IPIP: Data Onboarding via HTTP POST (and future ipfs:// POST|PUT)

lidel commented 2 years ago

Problem statement

HTTP Gateways are the most successful way for retrieving content-addressed data. Successful use of HTTP for retrieval use cases proves that IPFS does not replace HTTP, but augment it by providing variability and resiliency. IPFS over HTTP brings more value than the sum of its parts.

Removing the need for implementation specific RPC APIs (like one in Kubo) allowed not only faster adoption of CIDs on the web, but enabled alternative implementations of IPFS (like Iroh in Rust) to test compliance and benchmark thenselves against each other.
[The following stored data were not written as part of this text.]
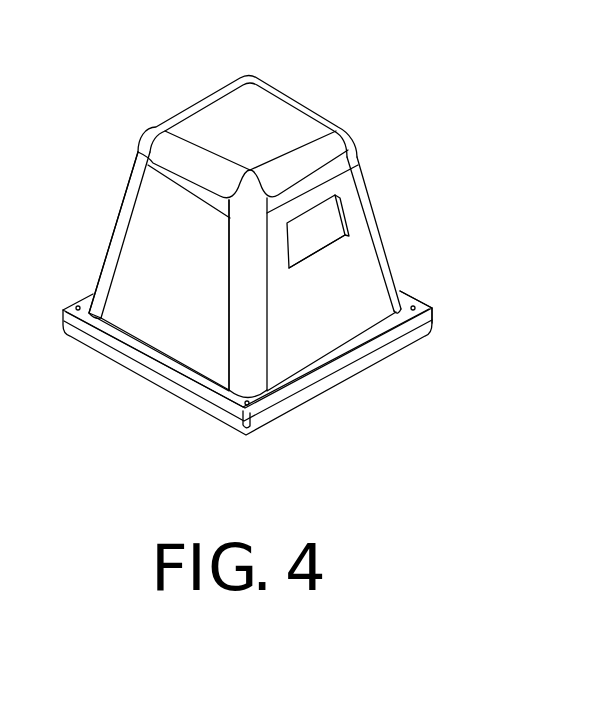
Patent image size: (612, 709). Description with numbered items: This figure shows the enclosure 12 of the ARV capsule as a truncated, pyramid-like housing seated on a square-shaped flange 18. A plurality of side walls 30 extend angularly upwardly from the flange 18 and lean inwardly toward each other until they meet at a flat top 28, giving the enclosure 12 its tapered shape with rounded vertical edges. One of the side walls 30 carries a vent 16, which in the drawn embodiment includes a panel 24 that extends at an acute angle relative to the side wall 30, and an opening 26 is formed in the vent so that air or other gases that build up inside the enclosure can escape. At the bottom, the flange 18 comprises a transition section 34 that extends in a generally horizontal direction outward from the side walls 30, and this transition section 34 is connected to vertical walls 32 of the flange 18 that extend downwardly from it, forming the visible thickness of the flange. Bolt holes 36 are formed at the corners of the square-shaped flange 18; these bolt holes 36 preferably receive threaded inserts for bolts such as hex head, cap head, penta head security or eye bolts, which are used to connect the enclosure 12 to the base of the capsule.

The enclosure 12 is at (317, 110).
The vent 16 is at (228, 234).
The flange 18 is at (420, 297).
The panel 24 is at (303, 252).
The opening 26 is at (363, 200).
The flat top 28 is at (222, 117).
The side wall 30 is at (148, 243).
The vertical walls 32 is at (362, 372).
The transition section 34 is at (398, 317).
The bolt holes 36 is at (77, 311).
While we have HTTP Gateways as a standard HTTP-based answer to the retrieval of data stored with IPFS (including verifiable application/vnd.ipld.raw and application/vnd.ipld.car responses), the data onboarding over HTTP is currently done with vendor-specific APIs.

The status quo at 2023 Q1 is pretty bad from the end user/developer’s perspective: every IPFS implementation, including online services providing storage and pinning services, exposes custom opinionated HTTP API for onboarding data to IPFS.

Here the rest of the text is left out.